9.4 In the event that an AHG Shareholder does not respond to a Pre-Emption Notice or such AHG Shareholder does not agree to subscribe for any or all of its Proportionate Entitlement of the New Securities on offer (such AHG Shareholder, a “Non-Fully Subscribing AHG Shareholder”), but one or more other AHG Shareholders agree to subscribe for all of its or their Proportionate Entitlement of the New Securities on offer (each, a “Subscribing AHG Shareholder”), then if any such Subscribing AHG Shareholders have indicated an interest in subscribing for New Securities in excess of its or their Proportionate Entitlement by submitting and Excess Securities Pre-emption Notice pursuant to Clause 9.3 then such Subscribing AHG Shareholders shall have the right to subscribe for all or a portion of the amount of the New Securities that all Non-Fully Subscribing AHG Shareholders have not agreed to subscribe for (the “Shortfall Securities”) based upon their Proportionate Entitlement disregarding the Non-Fully Subscribing AHG Shareholder’s Proportionate Entitlement, and the Company shall notify the relevant Subscribing Shareholders of the number of Shortfall Securities that have been allocated to them pursuant to their election pursuant to their Excess Shares Pre-Emption Notice.

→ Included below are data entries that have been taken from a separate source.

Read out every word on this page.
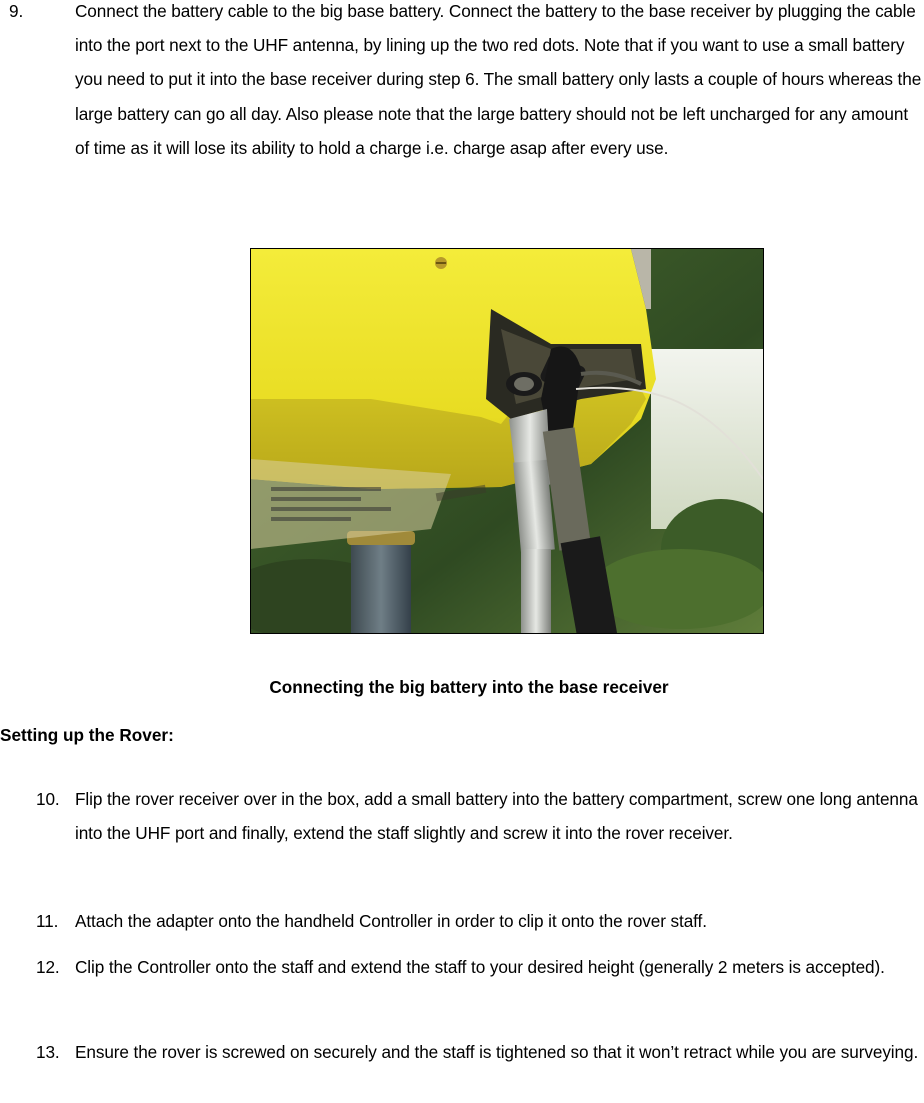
9.	Connect the battery cable to the big base battery. Connect the battery to the base receiver by plugging the cable into the port next to the UHF antenna, by lining up the two red dots. Note that if you want to use a small battery you need to put it into the base receiver during step 6. The small battery only lasts a couple of hours whereas the large battery can go all day. Also please note that the large battery should not be left uncharged for any amount of time as it will lose its ability to hold a charge i.e. charge asap after every use.
Connecting the big battery into the base receiver
Setting up the Rover:
10. Flip the rover receiver over in the box, add a small battery into the battery compartment, screw one long antenna into the UHF port and finally, extend the staff slightly and screw it into the rover receiver.
11. Attach the adapter onto the handheld Controller in order to clip it onto the rover staff.
12. Clip the Controller onto the staff and extend the staff to your desired height (generally 2 meters is accepted).
13. Ensure the rover is screwed on securely and the staff is tightened so that it won’t retract while you are surveying.
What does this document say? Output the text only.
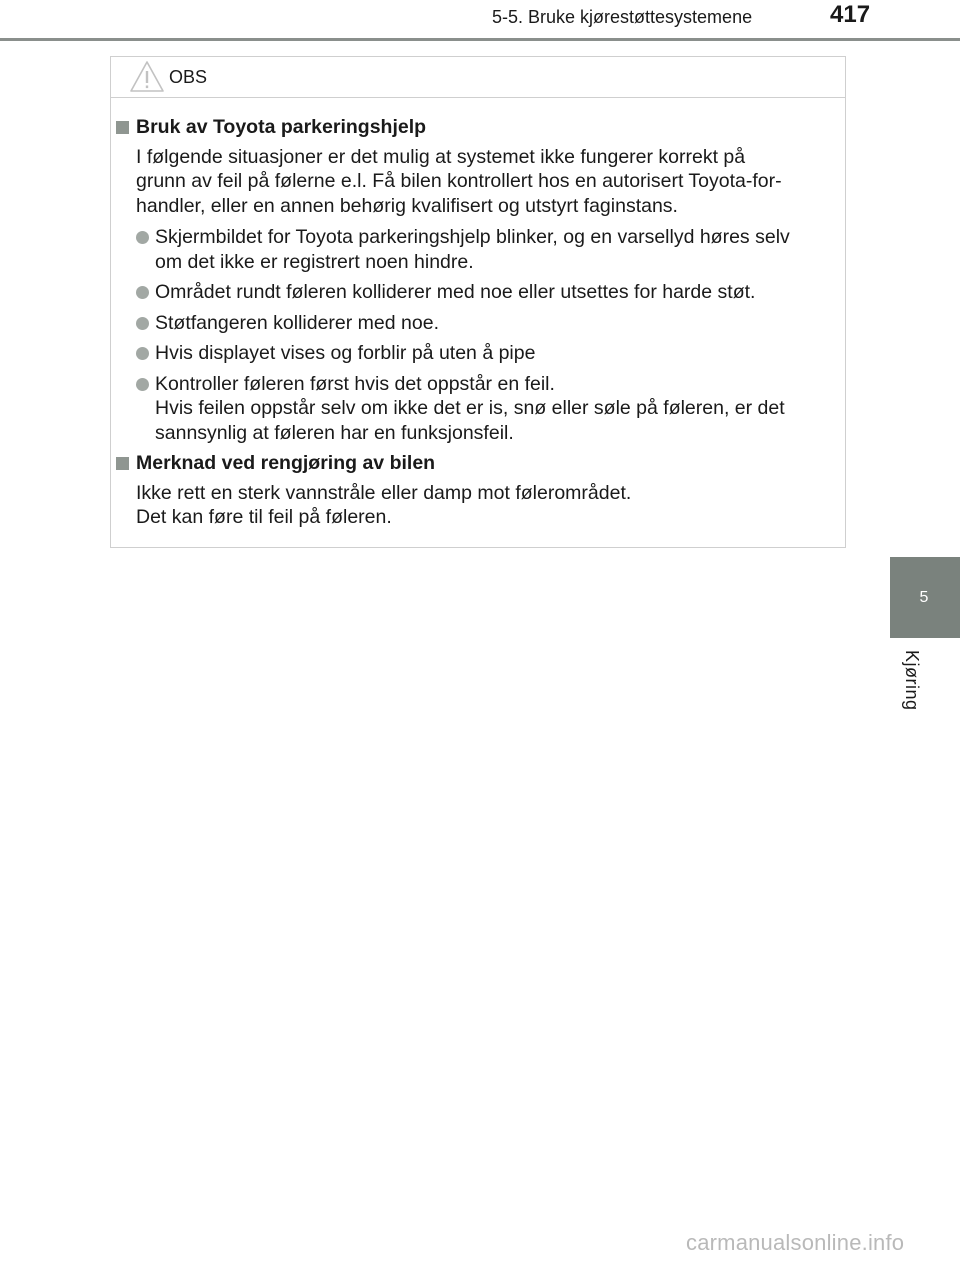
5-5. Bruke kjørestøttesystemene	417
5
Kjøring
OBS
Bruk av Toyota parkeringshjelp
I følgende situasjoner er det mulig at systemet ikke fungerer korrekt på
grunn av feil på følerne e.l. Få bilen kontrollert hos en autorisert Toyota-for-
handler, eller en annen behørig kvalifisert og utstyrt faginstans.
Skjermbildet for Toyota parkeringshjelp blinker, og en varsellyd høres selv
om det ikke er registrert noen hindre.
Området rundt føleren kolliderer med noe eller utsettes for harde støt.
Støtfangeren kolliderer med noe.
Hvis displayet vises og forblir på uten å pipe
Kontroller føleren først hvis det oppstår en feil.
Hvis feilen oppstår selv om ikke det er is, snø eller søle på føleren, er det
sannsynlig at føleren har en funksjonsfeil.
Merknad ved rengjøring av bilen
Ikke rett en sterk vannstråle eller damp mot følerområdet.
Det kan føre til feil på føleren.
carmanualsonline.info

9.5 If any of the New Securities offered to the AHG Shareholders in accordance with Clause 9 remain unallocated and/or unsubscribed for following the process specified in Clauses 9.1 to 9.4, then such New Securities may be allotted and issued at the discretion of the Board, provided that such New Securities shall not be allotted and issued (i) to any Ineligible Person and (ii) on more beneficial terms than those offered to the AHG Shareholders.
9.6 The Parties agree that the terms of Clauses 9.1 to 9.4 shall not apply to:
9.6.1 an issuance of New Securities on an IPO;
9.6.2 any issuance of New Securities for the purposes of Emergency Funding;
9.6.3 the issuance or grant of MIP Shares pursuant to any Management Incentive Plan that has been approved by the Board; and
9.6.4 the issuance of New Securities by one Group Company to another Group Company.